I’m also fond of what Neil Gaiman said in his 2012 keynote speech to the University of the Arts, which was basically that the best thing to do is ignore advice and plough your own furrow, because then you don’t know what you’re doing is considered wrong: “People who know what they are doing know the rules, and know what is possible and impossible. You do not. And you should not. The rules on what is possible and impossible in the arts were made by people who had not tested the bounds of the possible by going beyond them.”
Of course, big-name writers have also been prescriptive. Raymond Chandler wrote his Ten Commandments for writing a detective novel. But then, Chandler was a genius, and he put together his rules (sample: it must be honest with the reader) seven or eight decades ago, and didn’t clog up my Twitter feed with them.
Even Hemingway, our tough guy of American letters, offered writing guidance here and there. Strangely, very little of it was to do with wrestling bears or typing while running away from bulls. In fact, one of this best nuggets, which is from his memoir A Moveable Feast, is actually advice to himself on getting over writer’s block: “Do not worry. You have always written before and you will write now. All you have to do is write one true sentence. Write the truest sentence that you know.”
When I asked people on Twitter for their most hated writing advice, I also asked for the most useful. Practically everyone said the same thing, and I offer it to you now. You may, of course, ignore it completely, but all I can say is, I think you’d be wise not to.
The advice is this: if you want to write, then read. Read novels in the area that you’re writing. Read novels in the area that you’re not writing. Read non-fiction. Read the news. Read the back of a Coco-Pops box. Learn how sentences are put together, how stories work, how novels are structured. Learn how Coco-Pops are made, because you never know when you’ll need that information.

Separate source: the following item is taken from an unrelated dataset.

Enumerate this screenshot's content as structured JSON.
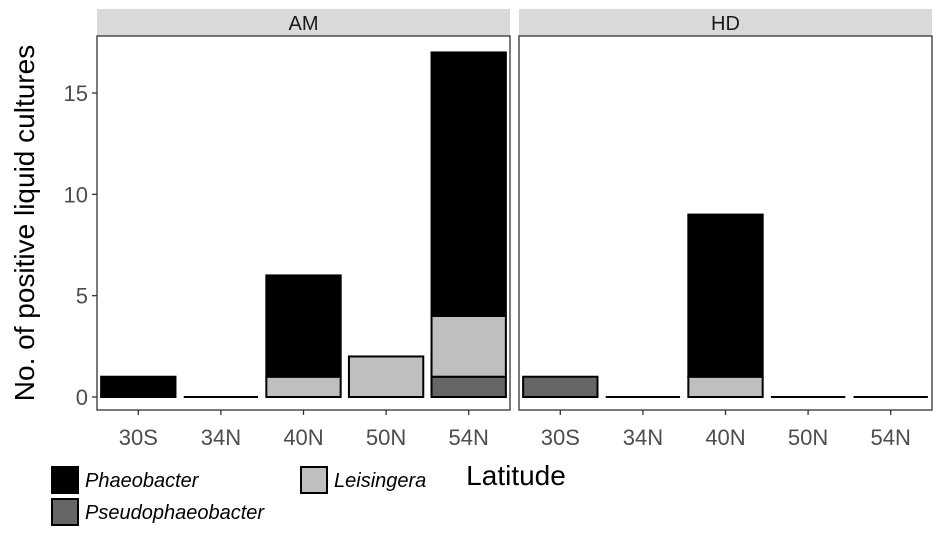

You wouldn’t expect to play for England without ever watching a football match, no matter how good you think you are hoofing a battered old leather ball around the park on your own. It’s the same with writing. See how others do it, then work out how you’re going to do it yourself. And never let anyone tell you that you’re doing it wrong, or that you should be doing it their way.
So, what are you waiting for? Go write a book. But first, maybe go read one.